3. LSU Tigers (9-3): I heard that the Bayou Bengals’ assistant coaches are going to keep Les Miles’s children on the sidelines next season, so that they can incite the kids to misbehave in front of the head coach in crucial clock management situations and thereby persuade the Mad Hatter to call for a time out. Losing to the other powerhouses yet sneaking by the jumble of mediocrity at the gooey center of the SEC landed Louisiana State in the No. 3 spot.
4. Mississippi Rebels (8-4): High preseason expectations punctured by unfocused play, a demoralizing loss to the Tide, and a season-ending humiliation suffered at the hands of an in-state rival with a rookie coach? Been there, done that.
5. Tennessee Volunteers (7-5): While I think Big Orange fans are kidding themselves if they claim the Vols’ status as first among 7-5 equals attests to anything other than the parity of the simultaneously downtrodden programs of the SEC, the fact is that Tennessee went 4-4 in conference play and beat the league’s other 4-4 team head to head. That earns Lane Kiffin’s crew the No. 5 spot by default . . . and only by default. Going from bad to middling is an improvement, but don’t kid yourself by believing the Volunteers are good. They’re not, but, this year, the conference isn’t, either.

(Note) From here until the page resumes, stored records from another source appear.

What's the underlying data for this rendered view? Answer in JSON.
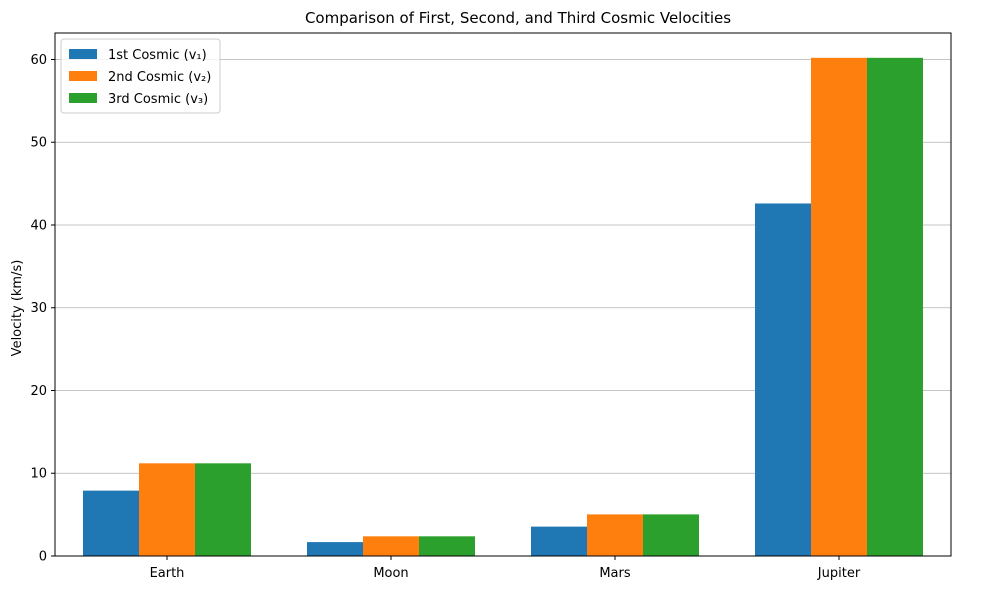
{
  "chart_data": {
    "type": "bar",
    "title": "Comparison of First, Second, and Third Cosmic Velocities",
    "xlabel": "",
    "ylabel": "Velocity (km/s)",
    "categories": [
      "Earth",
      "Moon",
      "Mars",
      "Jupiter"
    ],
    "series": [
      {
        "name": "1st Cosmic (v₁)",
        "color": "#1f77b4",
        "values": [
          7.9,
          1.68,
          3.55,
          42.6
        ]
      },
      {
        "name": "2nd Cosmic (v₂)",
        "color": "#ff7f0e",
        "values": [
          11.2,
          2.38,
          5.03,
          60.2
        ]
      },
      {
        "name": "3rd Cosmic (v₃)",
        "color": "#2ca02c",
        "values": [
          11.2,
          2.38,
          5.03,
          60.2
        ]
      }
    ],
    "ylim": [
      0,
      63.2
    ],
    "yticks": [
      0,
      10,
      20,
      30,
      40,
      50,
      60
    ],
    "grid": "y",
    "legend_position": "top-left"
  }
}
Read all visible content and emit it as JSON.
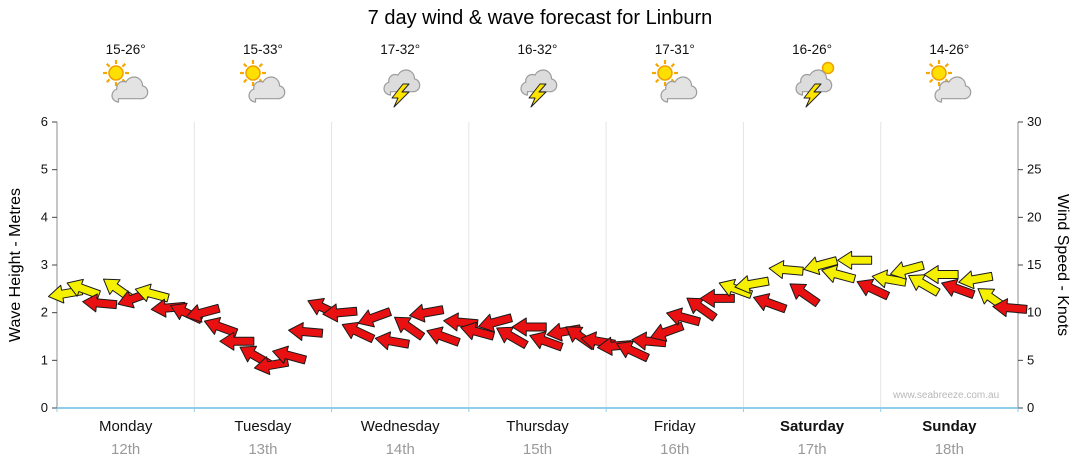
{
  "chart_data": {
    "type": "scatter",
    "marker": "wind-arrow",
    "title": "7 day wind & wave forecast for Linburn",
    "watermark": "www.seabreeze.com.au",
    "left_axis": {
      "label": "Wave Height - Metres",
      "min": 0,
      "max": 6,
      "ticks": [
        0,
        1,
        2,
        3,
        4,
        5,
        6
      ]
    },
    "right_axis": {
      "label": "Wind Speed - Knots",
      "min": 0,
      "max": 30,
      "ticks": [
        0,
        5,
        10,
        15,
        20,
        25,
        30
      ]
    },
    "baseline_color": "#8fcde8",
    "arrow_colors": {
      "y": "#f5f000",
      "r": "#e81010"
    },
    "days": [
      {
        "name": "Monday",
        "date": "12th",
        "temp": "15-26°",
        "icon": "sun-cloud",
        "bold": false
      },
      {
        "name": "Tuesday",
        "date": "13th",
        "temp": "15-33°",
        "icon": "sun-cloud",
        "bold": false
      },
      {
        "name": "Wednesday",
        "date": "14th",
        "temp": "17-32°",
        "icon": "storm",
        "bold": false
      },
      {
        "name": "Thursday",
        "date": "15th",
        "temp": "16-32°",
        "icon": "storm",
        "bold": false
      },
      {
        "name": "Friday",
        "date": "16th",
        "temp": "17-31°",
        "icon": "sun-cloud",
        "bold": false
      },
      {
        "name": "Saturday",
        "date": "17th",
        "temp": "16-26°",
        "icon": "sun-storm",
        "bold": true
      },
      {
        "name": "Sunday",
        "date": "18th",
        "temp": "14-26°",
        "icon": "sun-cloud",
        "bold": true
      }
    ],
    "point_format": [
      "day_index",
      "fraction_of_day",
      "wind_knots",
      "color_key",
      "arrow_angle_deg"
    ],
    "points": [
      [
        0,
        0.06,
        12,
        "y",
        170
      ],
      [
        0,
        0.19,
        12.5,
        "y",
        200
      ],
      [
        0,
        0.31,
        11,
        "r",
        185
      ],
      [
        0,
        0.44,
        12.5,
        "y",
        215
      ],
      [
        0,
        0.56,
        11.5,
        "r",
        160
      ],
      [
        0,
        0.69,
        12,
        "y",
        195
      ],
      [
        0,
        0.81,
        10.5,
        "r",
        175
      ],
      [
        0,
        0.94,
        10,
        "r",
        205
      ],
      [
        1,
        0.06,
        10,
        "r",
        165
      ],
      [
        1,
        0.19,
        8.5,
        "r",
        200
      ],
      [
        1,
        0.31,
        7,
        "r",
        180
      ],
      [
        1,
        0.44,
        5.5,
        "r",
        210
      ],
      [
        1,
        0.56,
        4.5,
        "r",
        170
      ],
      [
        1,
        0.69,
        5.5,
        "r",
        195
      ],
      [
        1,
        0.81,
        8,
        "r",
        185
      ],
      [
        1,
        0.94,
        10.5,
        "r",
        205
      ],
      [
        2,
        0.06,
        10,
        "r",
        175
      ],
      [
        2,
        0.19,
        8,
        "r",
        205
      ],
      [
        2,
        0.31,
        9.5,
        "r",
        160
      ],
      [
        2,
        0.44,
        7,
        "r",
        190
      ],
      [
        2,
        0.56,
        8.5,
        "r",
        215
      ],
      [
        2,
        0.69,
        10,
        "r",
        170
      ],
      [
        2,
        0.81,
        7.5,
        "r",
        200
      ],
      [
        2,
        0.94,
        9,
        "r",
        185
      ],
      [
        3,
        0.06,
        8,
        "r",
        195
      ],
      [
        3,
        0.19,
        9,
        "r",
        165
      ],
      [
        3,
        0.31,
        7.5,
        "r",
        210
      ],
      [
        3,
        0.44,
        8.5,
        "r",
        180
      ],
      [
        3,
        0.56,
        7,
        "r",
        200
      ],
      [
        3,
        0.69,
        8,
        "r",
        170
      ],
      [
        3,
        0.81,
        7.5,
        "r",
        215
      ],
      [
        3,
        0.94,
        7,
        "r",
        190
      ],
      [
        4,
        0.06,
        6.5,
        "r",
        175
      ],
      [
        4,
        0.19,
        6,
        "r",
        205
      ],
      [
        4,
        0.31,
        7,
        "r",
        185
      ],
      [
        4,
        0.44,
        8,
        "r",
        160
      ],
      [
        4,
        0.56,
        9.5,
        "r",
        195
      ],
      [
        4,
        0.69,
        10.5,
        "r",
        215
      ],
      [
        4,
        0.81,
        11.5,
        "r",
        180
      ],
      [
        4,
        0.94,
        12.5,
        "y",
        200
      ],
      [
        5,
        0.06,
        13,
        "y",
        170
      ],
      [
        5,
        0.19,
        11,
        "r",
        200
      ],
      [
        5,
        0.31,
        14.5,
        "y",
        185
      ],
      [
        5,
        0.44,
        12,
        "r",
        215
      ],
      [
        5,
        0.56,
        15,
        "y",
        165
      ],
      [
        5,
        0.69,
        14,
        "y",
        195
      ],
      [
        5,
        0.81,
        15.5,
        "y",
        180
      ],
      [
        5,
        0.94,
        12.5,
        "r",
        205
      ],
      [
        6,
        0.06,
        13.5,
        "y",
        190
      ],
      [
        6,
        0.19,
        14.5,
        "y",
        165
      ],
      [
        6,
        0.31,
        13,
        "y",
        210
      ],
      [
        6,
        0.44,
        14,
        "y",
        180
      ],
      [
        6,
        0.56,
        12.5,
        "r",
        200
      ],
      [
        6,
        0.69,
        13.5,
        "y",
        170
      ],
      [
        6,
        0.81,
        11.5,
        "y",
        215
      ],
      [
        6,
        0.94,
        10.5,
        "r",
        185
      ]
    ]
  }
}
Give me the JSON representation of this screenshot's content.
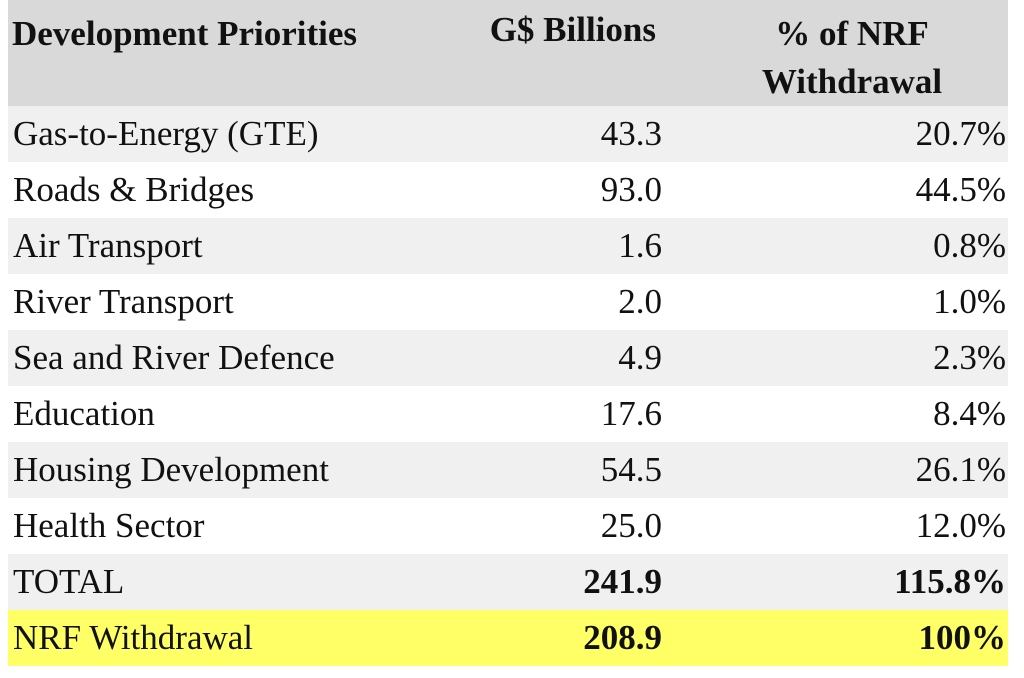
{
  "chart_data": {
    "type": "table",
    "columns": [
      "Development Priorities",
      "G$ Billions",
      "% of NRF Withdrawal"
    ],
    "rows": [
      {
        "name": "Gas-to-Energy (GTE)",
        "value": "43.3",
        "pct": "20.7%"
      },
      {
        "name": "Roads & Bridges",
        "value": "93.0",
        "pct": "44.5%"
      },
      {
        "name": "Air Transport",
        "value": "1.6",
        "pct": "0.8%"
      },
      {
        "name": "River Transport",
        "value": "2.0",
        "pct": "1.0%"
      },
      {
        "name": "Sea and River Defence",
        "value": "4.9",
        "pct": "2.3%"
      },
      {
        "name": "Education",
        "value": "17.6",
        "pct": "8.4%"
      },
      {
        "name": "Housing Development",
        "value": "54.5",
        "pct": "26.1%"
      },
      {
        "name": "Health Sector",
        "value": "25.0",
        "pct": "12.0%"
      }
    ],
    "total": {
      "name": "TOTAL",
      "value": "241.9",
      "pct": "115.8%"
    },
    "withdrawal": {
      "name": "NRF Withdrawal",
      "value": "208.9",
      "pct": "100%"
    }
  },
  "colors": {
    "header_bg": "#d9d9d9",
    "row_alt_bg": "#f0f0f0",
    "highlight_bg": "#ffff66"
  }
}
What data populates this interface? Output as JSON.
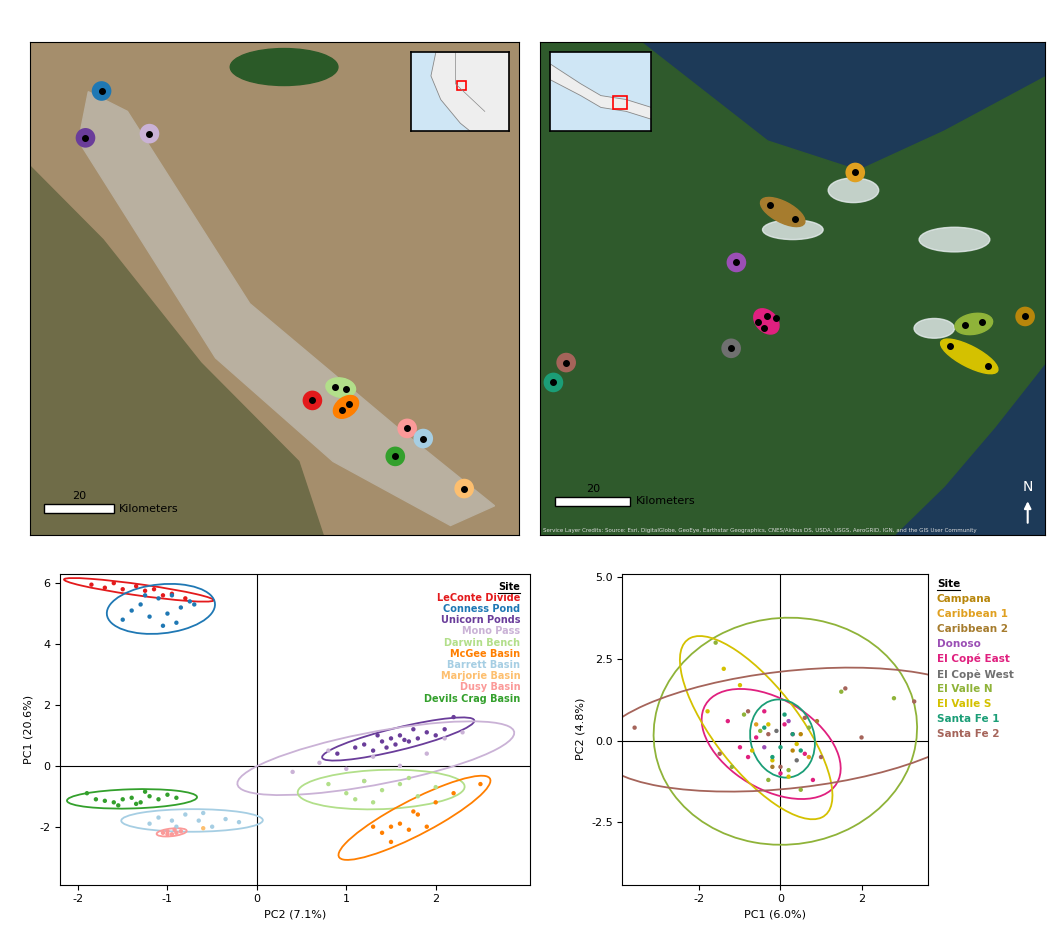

6. Georgia Bulldogs (7-5): Likewise, the Red and Black’s tainted tie for second place in the SEC East in the least impressive season in the division’s history and the Classic City Canines’ win over a Georgia Tech team that easily could have gone 6-6 merely salve but do not overcome the fact that the ‘Dawgs endured their worst autumn under Mark Richt’s stewardship.
7. Arkansas Razorbacks (7-5): The Hogs, who lost to Georgia straight up, finished first among clubs with 3-5 conference ledgers by virtue of their having beaten both Auburn and South Carolina. All work and no play may make Jack a dull boy, but all offense and no defense makes Arkansas the best team in the bottom half of the conference.
8. South Carolina Gamecocks (7-5): The Palmetto State Poultry fell to each of the three teams ranked right in front of them and defeated the squad ranked immediately behind them. They also beat an ACC divisional champion, but, really, that’s not as impressive as it sounds.
9. Kentucky Wildcats (7-5): While I’m sure there’ll be some muttering about my decision to rank the ‘Cats three spots below the ‘Dawgs---we all know what Rich Brooks would call that; I’ll give you a hint: he probably thinks of this placement what Andrew Sharp thinks of Tiger Woods’s story---the fact is that Kentucky lost to South Carolina yet beat Auburn, and all three have the same records, both overall and in conference play. This was an easy call.
10. Auburn Tigers (7-5): Somebody had to bring up the rear in the parade of 7-5 squads that would have made Chan Gailey proud, and the Plainsmen deserved that dubious distinction because they lost to Arkansas and Kentucky. Also, my second tiebreaker after head-to-head is visceral contempt, and, as we all know, I hate Auburn. If it’s any consolation, though, I’d still rank the Tigers ahead of whichever team wins the ACC championship.
11. Mississippi St. Bulldogs (5-7): This is, in fact, the best 5-7 team in America. When teams that came within one win of being bowl eligible become bowl eligible---and, at the rate at which we’re cranking out new bowl games, they soon will be---MSU will go straight to the head of the class as the most deserving of the undeserving. Like Wayne and Garth, they are not worthy, but they emit a worthiness-like substance.
12. Vanderbilt Commodores (2-10): How bad is Vandy? The ‘Dores lost to a service academy and an ACC team. Dude!
Honestly, this ballot is so plainly and undeniably correct that I cannot imagine anyone finding fault with it, but, if you have some constructive criticisms to offer with respect to a ballot I already have cast and no longer can change, knock yourself out, my friend.